Emblematic! Greece gives Johnnie Cats a ‘stamp’ of approval

Opa, break open the ouzo, and dance the sirtaki to the twang of a bouzouki!

He may not be a Greek god, but billionaire grocer and Brooklyn Technical High School alum John Catsimatidis was the toast of the town when the International Foundation for Greece immortalized the local on a commemorative stamp, celebrating the entrepreneurial spirit of the bus boy’s son who turned captain of industry.

It was a fitting birthday gift for the man who has everything and who turned 68 on Sept. 7.

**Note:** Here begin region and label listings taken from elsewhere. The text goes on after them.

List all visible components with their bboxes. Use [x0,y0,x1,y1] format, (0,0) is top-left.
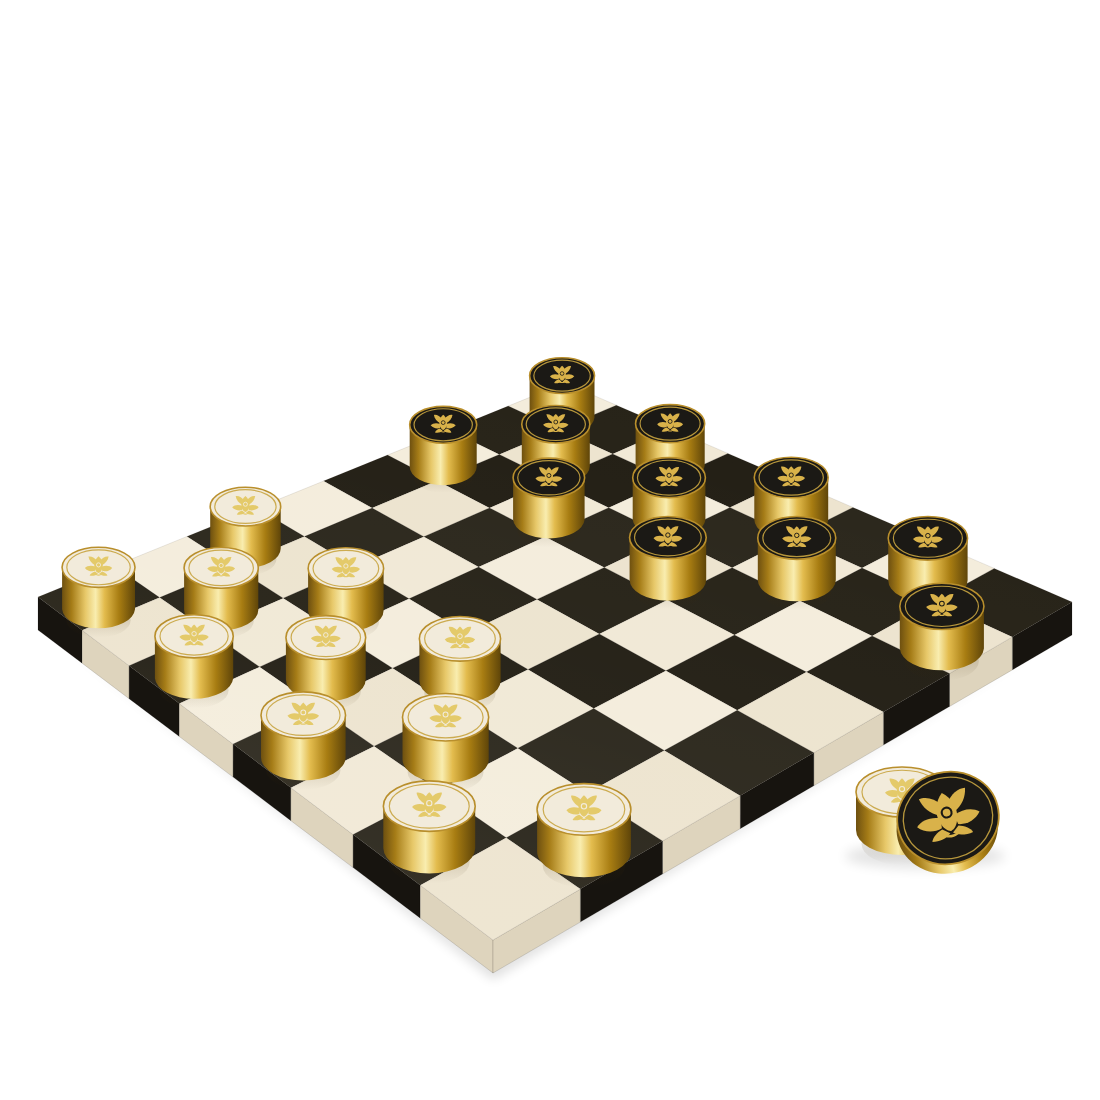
checkers-scene [0,0,1100,1100]
checker-piece-black[interactable] [900,583,984,681]
checker-piece-white[interactable] [402,694,488,793]
checker-piece-black[interactable] [513,458,585,547]
checker-piece-black[interactable] [630,516,707,609]
checker-piece-white[interactable] [62,547,135,637]
checker-piece-white[interactable] [155,615,233,709]
checker-piece-white[interactable] [537,784,631,888]
checker-piece-black[interactable] [758,516,836,609]
checker-piece-white[interactable] [383,781,475,884]
checker-piece-white[interactable] [261,692,346,790]
off-board-pieces [845,761,1011,884]
product-photo [0,0,1100,1100]
checker-piece-black[interactable] [410,406,477,492]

Catsimatidis — the Gristedes and Red Apple Group owner whose Brooklyn real estate developments include a 95-unit building in Fort Greene and several parcels of land in Coney Island — hesitated at first to schlep 5,000 miles to the ancestral home he left behind as an infant to attend a lavish ceremony in Athens, until memories of his ancestors kicked in.

“I thought of my father and mother and grandparents, and how they would be so proud,” he said.

Catsimatidis, whose beaming mug graces the sepia tone emblem, cemented his stamp on his beloved Brooklyn in May when he bought the Boardwalk-adjacent former Federation Employment and Guidance Service building on Surf Avenue and W. 35th Street in Coney Island — 20 blocks from the booming Amusement District — for a cool $7.7 million, raising speculation about the construction of the blocks-long Ocean Dreams development he has planned nearby for years.

The self-made tycoon, whom the Hellenic Association of Brooklyn endorsed during his failed 2013 mayoral bid, also used his borough smarts to smooth over a conflict with a local councilwoman over his Fort Greene project.

“When we sat down and discussed solutions, we grew to be friends and realized that the development would improve housing and give jobs to locals, which was important to her,” he told Bisnow.com in July.

Catsimatidis began blazing business trails after dropping out of college to work in a grocery store — outraging his parents, who likely ate their words when their iconoclastic son amassed 10 stores by age 24.

“I worked hard and had a knack for doing things,” he told Resident.com when running for mayor.